December 24, 2024

By GlobalData Financial
The environmental, social, and governance (ESG) theme is flourishing within the HNW space. While there are regional differences, growth can be found across the globe. While high allocations for ESG in the world’s top financial centers the UK and the US are unsurprising, as well as in North America in general, wealth managers cannot afford to ignore China.
ESG is no longer just a buzzword. The theme now has a major impact on the broader financial services industry – and the wealth management sector in particular. According to GlobalData’s 2021 Global Wealth Managers Survey, HNW investors allocate an average of 26.5% of their financial assets to ESG investment products globally. In addition, demand is far from saturated. 82.2% of wealth managers expect the proportion of financial client assets allocated to ESG investments to increase over the next 12 months.
However, it is China that stands out. High ESG allocations in the UK and the US are to be expected given the maturity of the sustainable investment market in Europe and North America. On the other hand, China’s position is a touch surprising given that the country remains the world’s largest annual emitter of greenhouse gases. Yet Morningstar data shows that China overtook the US as the largest climate investment market outside Europe in 2021. Climate fund assets in China amounted to $47 billion in 2021 – a 149% increase compared to 2020.
In particular, China has upped its game in the “environmental” category in recent years. Globally, 63.2% of businesses rate the environment as the most important ESG factor. In China, this proportion stands at 80.0% according to GlobalData’s 2021 ESG Strategy Survey.

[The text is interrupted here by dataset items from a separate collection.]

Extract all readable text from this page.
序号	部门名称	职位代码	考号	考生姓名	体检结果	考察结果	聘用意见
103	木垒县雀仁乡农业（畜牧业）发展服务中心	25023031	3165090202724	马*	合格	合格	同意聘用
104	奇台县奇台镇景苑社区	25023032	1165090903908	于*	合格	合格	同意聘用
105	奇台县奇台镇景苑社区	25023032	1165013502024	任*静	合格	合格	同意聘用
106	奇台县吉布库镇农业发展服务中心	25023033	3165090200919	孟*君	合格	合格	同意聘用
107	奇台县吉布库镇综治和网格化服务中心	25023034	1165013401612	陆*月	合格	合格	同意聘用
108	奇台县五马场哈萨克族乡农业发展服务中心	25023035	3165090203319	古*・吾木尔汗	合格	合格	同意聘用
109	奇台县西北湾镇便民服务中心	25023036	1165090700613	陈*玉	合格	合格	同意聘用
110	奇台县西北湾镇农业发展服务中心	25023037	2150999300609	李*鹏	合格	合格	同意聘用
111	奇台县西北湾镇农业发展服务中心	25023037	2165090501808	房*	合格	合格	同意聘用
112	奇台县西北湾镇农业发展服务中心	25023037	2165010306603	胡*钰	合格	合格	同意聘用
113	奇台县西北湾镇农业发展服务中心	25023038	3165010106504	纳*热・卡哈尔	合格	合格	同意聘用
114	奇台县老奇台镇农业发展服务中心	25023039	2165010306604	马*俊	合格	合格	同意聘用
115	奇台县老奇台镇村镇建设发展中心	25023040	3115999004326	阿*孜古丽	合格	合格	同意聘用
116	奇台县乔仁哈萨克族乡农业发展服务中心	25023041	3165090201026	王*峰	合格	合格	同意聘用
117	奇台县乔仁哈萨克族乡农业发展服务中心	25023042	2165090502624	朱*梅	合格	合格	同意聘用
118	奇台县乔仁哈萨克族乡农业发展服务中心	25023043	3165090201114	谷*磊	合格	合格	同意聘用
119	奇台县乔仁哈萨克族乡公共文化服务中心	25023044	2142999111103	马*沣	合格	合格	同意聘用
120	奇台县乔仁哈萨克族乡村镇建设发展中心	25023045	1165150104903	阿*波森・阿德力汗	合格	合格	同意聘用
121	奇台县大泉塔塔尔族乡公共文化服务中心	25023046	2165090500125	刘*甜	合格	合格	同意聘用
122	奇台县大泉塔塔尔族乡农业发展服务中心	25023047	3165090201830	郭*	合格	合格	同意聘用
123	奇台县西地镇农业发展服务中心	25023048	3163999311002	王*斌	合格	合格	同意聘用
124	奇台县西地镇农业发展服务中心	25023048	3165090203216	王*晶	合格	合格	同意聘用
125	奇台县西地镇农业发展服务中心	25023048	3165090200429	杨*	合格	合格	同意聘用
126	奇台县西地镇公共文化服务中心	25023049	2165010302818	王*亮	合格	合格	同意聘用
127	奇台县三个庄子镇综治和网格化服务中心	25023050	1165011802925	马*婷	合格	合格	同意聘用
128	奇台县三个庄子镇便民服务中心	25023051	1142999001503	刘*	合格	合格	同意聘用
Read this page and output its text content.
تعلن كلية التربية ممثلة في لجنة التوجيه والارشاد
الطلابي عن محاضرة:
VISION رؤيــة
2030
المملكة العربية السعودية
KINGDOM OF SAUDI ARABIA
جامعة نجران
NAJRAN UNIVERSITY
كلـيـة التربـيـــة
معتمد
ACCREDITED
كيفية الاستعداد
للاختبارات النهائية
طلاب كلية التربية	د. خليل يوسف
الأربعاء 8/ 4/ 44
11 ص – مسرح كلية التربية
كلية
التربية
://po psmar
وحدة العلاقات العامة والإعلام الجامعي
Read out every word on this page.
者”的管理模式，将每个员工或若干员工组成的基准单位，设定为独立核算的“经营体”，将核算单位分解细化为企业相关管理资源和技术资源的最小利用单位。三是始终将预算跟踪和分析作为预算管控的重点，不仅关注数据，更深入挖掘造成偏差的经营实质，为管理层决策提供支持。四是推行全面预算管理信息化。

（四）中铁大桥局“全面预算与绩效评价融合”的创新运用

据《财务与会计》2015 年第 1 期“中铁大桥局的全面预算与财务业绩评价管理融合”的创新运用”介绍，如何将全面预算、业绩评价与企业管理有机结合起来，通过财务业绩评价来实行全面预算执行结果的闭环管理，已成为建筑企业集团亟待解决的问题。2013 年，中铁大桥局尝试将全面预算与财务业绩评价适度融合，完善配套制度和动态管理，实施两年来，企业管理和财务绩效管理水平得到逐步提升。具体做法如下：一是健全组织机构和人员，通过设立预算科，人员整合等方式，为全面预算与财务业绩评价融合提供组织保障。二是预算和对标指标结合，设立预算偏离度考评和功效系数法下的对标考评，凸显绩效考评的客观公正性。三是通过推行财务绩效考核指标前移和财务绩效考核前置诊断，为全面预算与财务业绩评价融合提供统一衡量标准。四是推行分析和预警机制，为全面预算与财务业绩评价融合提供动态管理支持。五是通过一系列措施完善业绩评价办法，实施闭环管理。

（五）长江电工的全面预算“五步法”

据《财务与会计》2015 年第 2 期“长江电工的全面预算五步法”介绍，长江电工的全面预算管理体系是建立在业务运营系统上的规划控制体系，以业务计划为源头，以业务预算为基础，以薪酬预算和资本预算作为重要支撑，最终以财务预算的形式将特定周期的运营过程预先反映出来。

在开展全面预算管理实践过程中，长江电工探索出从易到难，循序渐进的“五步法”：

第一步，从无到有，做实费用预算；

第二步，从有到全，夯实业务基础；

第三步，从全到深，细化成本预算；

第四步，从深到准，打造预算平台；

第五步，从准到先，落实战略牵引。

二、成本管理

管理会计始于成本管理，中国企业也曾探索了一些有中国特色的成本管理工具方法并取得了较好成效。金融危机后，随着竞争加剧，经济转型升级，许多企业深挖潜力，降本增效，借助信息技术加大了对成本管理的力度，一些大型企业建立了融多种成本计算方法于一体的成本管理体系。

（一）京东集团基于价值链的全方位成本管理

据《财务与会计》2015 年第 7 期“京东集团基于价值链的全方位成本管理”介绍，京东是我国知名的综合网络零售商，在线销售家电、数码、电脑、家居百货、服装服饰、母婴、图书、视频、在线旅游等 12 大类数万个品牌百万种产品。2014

This trend is expected to continue going forward. ESG (particularly the environmental component) is expected to gain more traction in the developing world. According to a study by Credit Suisse, Generation Z and millennial consumers in China (and other emerging economies) are more environmentally conscious than their peers in the developed world. In part, this can be attributed to the fact that they have been more exposed to the effects of global warming. Regardless of the reasons, this means wealth managers in these markets will have to put greater emphasis on environmental investment practices.
ESG investments can no longer be regarded as an add-on or a “nice to have” outside of key financial centers. Instead, they should form an integral part of a wealth manager’s service proposition across the world.